Devalued by oversupply

五月 14, 2009

Although there are differences evident between the UK and Holland ("From where I sit: low country, low standards", 23 April), Rod Aya's observations suggest a common set of social and cultural factors are at work, whose combined effect has been disastrous for higher education in much of Europe but is particularly acute in Britain. We in the UK are also looking at a system in which the values of quality and trust have been deflated because their appearance has been oversupplied and hence devalued. Teachers cannot trust students to be intellectuals in development as they are not interested in anything other than qualifications and will choose whatever means will deliver the result.

New Labour's attempts to rapidly increase the size of the sector are partly responsible. Its attendant propaganda was particularly cynical in promoting the idea that those with a degree will have greater earning power. This relies on historical evidence from a period when such qualifications were in far shorter supply.

Academics have conspired in or blindly accepted the creation of a system in which trust in them as competent professionals has been radically eroded, and where they now have to submit to being monitored and assessed like powerless robots. They are not trusted to selflessly impart the best of their knowledge to students - hence the need to make them "perform", to monitor their "quality performance" and to stratify and micromanage them by making heads of departments into line managers rather than eminent colleagues.

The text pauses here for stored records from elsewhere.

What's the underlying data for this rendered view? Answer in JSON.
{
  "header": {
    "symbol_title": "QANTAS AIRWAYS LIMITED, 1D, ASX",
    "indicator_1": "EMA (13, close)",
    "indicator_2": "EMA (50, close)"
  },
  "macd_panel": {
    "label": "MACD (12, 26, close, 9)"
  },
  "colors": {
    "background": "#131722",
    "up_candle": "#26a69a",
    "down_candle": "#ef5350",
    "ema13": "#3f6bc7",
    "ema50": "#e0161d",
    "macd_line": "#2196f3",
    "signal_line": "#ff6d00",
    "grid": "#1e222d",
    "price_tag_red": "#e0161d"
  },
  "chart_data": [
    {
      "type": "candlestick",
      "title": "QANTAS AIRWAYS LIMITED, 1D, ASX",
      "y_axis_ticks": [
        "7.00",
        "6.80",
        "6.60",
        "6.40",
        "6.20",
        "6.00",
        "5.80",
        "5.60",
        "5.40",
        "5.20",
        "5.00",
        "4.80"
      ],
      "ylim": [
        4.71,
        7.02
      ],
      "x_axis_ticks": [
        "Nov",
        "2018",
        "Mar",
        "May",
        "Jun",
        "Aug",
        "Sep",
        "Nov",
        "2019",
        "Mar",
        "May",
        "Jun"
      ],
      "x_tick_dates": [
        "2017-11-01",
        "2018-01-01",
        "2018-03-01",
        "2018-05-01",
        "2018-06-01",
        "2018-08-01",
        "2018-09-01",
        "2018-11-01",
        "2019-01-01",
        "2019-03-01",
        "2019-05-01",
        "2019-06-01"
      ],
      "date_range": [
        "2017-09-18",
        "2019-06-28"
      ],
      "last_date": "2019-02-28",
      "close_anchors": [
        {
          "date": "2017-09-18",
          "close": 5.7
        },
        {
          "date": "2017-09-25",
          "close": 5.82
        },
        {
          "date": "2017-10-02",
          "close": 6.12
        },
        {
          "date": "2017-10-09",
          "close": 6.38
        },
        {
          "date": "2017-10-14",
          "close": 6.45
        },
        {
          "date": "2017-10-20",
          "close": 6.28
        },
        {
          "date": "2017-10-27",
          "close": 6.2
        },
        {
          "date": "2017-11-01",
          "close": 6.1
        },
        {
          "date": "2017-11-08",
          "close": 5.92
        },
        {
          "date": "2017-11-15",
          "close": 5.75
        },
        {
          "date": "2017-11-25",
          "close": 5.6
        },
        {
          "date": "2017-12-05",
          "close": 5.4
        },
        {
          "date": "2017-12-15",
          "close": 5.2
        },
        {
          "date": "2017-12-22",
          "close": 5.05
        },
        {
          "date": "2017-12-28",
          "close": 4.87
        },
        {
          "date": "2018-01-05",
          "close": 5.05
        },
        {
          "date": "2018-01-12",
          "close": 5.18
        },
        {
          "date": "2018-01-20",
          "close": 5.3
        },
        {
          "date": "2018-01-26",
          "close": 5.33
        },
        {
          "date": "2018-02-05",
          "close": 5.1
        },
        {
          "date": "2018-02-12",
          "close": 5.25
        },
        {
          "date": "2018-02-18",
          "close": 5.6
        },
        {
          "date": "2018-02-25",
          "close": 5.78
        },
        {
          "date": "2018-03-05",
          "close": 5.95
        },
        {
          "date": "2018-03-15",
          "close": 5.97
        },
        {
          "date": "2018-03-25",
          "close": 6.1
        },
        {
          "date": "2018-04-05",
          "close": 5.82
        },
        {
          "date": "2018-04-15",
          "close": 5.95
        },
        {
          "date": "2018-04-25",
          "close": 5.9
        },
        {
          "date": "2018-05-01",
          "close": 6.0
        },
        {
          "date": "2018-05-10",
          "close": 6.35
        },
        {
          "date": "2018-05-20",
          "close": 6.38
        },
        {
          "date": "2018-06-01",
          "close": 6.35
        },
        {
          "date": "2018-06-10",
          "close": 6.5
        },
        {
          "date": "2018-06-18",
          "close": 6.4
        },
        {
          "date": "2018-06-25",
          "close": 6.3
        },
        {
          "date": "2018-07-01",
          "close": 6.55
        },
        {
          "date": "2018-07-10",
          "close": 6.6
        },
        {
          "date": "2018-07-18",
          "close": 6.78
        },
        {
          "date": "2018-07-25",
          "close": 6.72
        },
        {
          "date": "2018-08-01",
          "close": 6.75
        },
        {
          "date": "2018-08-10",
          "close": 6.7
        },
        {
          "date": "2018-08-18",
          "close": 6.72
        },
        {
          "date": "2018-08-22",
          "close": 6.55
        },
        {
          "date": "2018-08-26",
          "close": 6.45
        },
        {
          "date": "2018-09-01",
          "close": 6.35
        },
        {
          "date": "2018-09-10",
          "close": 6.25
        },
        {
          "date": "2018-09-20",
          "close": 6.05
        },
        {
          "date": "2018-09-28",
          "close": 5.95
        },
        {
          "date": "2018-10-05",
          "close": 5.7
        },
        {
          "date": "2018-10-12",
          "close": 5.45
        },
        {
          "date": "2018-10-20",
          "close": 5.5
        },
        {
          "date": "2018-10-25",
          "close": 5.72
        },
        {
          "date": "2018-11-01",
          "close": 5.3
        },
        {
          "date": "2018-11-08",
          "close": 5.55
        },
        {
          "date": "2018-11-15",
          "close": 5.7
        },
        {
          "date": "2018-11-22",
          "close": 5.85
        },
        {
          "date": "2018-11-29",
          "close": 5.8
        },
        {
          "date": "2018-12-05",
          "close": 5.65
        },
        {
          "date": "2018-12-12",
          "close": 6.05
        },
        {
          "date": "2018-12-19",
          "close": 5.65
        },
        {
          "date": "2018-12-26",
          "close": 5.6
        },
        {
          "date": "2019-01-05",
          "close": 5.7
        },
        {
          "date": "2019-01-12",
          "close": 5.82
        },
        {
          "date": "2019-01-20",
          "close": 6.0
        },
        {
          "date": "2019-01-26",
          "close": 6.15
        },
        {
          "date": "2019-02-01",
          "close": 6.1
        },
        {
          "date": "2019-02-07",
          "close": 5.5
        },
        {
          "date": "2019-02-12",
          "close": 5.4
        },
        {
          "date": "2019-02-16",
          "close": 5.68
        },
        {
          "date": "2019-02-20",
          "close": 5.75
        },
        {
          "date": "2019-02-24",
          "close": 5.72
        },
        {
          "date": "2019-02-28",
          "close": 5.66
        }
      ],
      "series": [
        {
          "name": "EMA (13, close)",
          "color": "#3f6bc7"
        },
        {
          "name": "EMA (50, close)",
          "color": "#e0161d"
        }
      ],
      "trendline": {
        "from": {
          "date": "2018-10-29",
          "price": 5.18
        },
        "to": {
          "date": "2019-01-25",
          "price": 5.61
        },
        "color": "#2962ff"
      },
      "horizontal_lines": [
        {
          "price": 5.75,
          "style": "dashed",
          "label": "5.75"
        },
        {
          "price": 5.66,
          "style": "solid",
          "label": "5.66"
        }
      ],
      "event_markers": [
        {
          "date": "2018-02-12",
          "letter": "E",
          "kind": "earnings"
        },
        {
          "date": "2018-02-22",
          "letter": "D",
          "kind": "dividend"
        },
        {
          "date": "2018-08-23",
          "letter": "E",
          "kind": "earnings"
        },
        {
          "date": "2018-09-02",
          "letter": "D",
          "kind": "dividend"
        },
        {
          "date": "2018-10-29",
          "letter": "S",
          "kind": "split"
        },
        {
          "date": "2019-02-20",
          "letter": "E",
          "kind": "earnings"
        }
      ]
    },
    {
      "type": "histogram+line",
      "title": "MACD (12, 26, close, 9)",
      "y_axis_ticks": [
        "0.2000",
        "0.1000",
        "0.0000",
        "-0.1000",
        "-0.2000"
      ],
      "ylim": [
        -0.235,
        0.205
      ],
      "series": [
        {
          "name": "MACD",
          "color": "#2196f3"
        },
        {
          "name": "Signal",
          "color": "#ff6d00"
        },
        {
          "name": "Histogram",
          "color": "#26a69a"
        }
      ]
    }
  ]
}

At the same time, you cannot simply create "quality" by multiplying forms of quality assurance and the layers of bureaucracy that supposedly deliver it. As Max Weber showed, a ramifying bureaucracy always creates unintended consequences that end up distorting and nullifying the original "good intentions". A fine example is research. It is no longer an end in itself but a means of funding - so innovative and promising work is lost because it does not attract money or tick the right boxes in terms of where it can be published.

Universities multiply the numbers of administrative staff in research-support roles, thus creating hugely expensive layers of bureaucracy designed to improve research outputs. More and more articles are produced for more and more journals, read by a few people on average. The big academic publishers grow fat on the profits from journals that are sold to libraries at extortionate "institutional" fees. More money has to be found via research so libraries can pay for journals ... and so it goes on.

Notice any parallels with the world of banking? The spectre of sub-prime universities on the fringe of bankruptcy (intellectual as well as financial) comes to mind.

Within the sector, high standards, quality and trust make sense only when and where there is an educated elite capable of discerning what they mean, and of making a real choice following from that judgment.

Peter Hamilton, Lecturer in sociology, The Open University.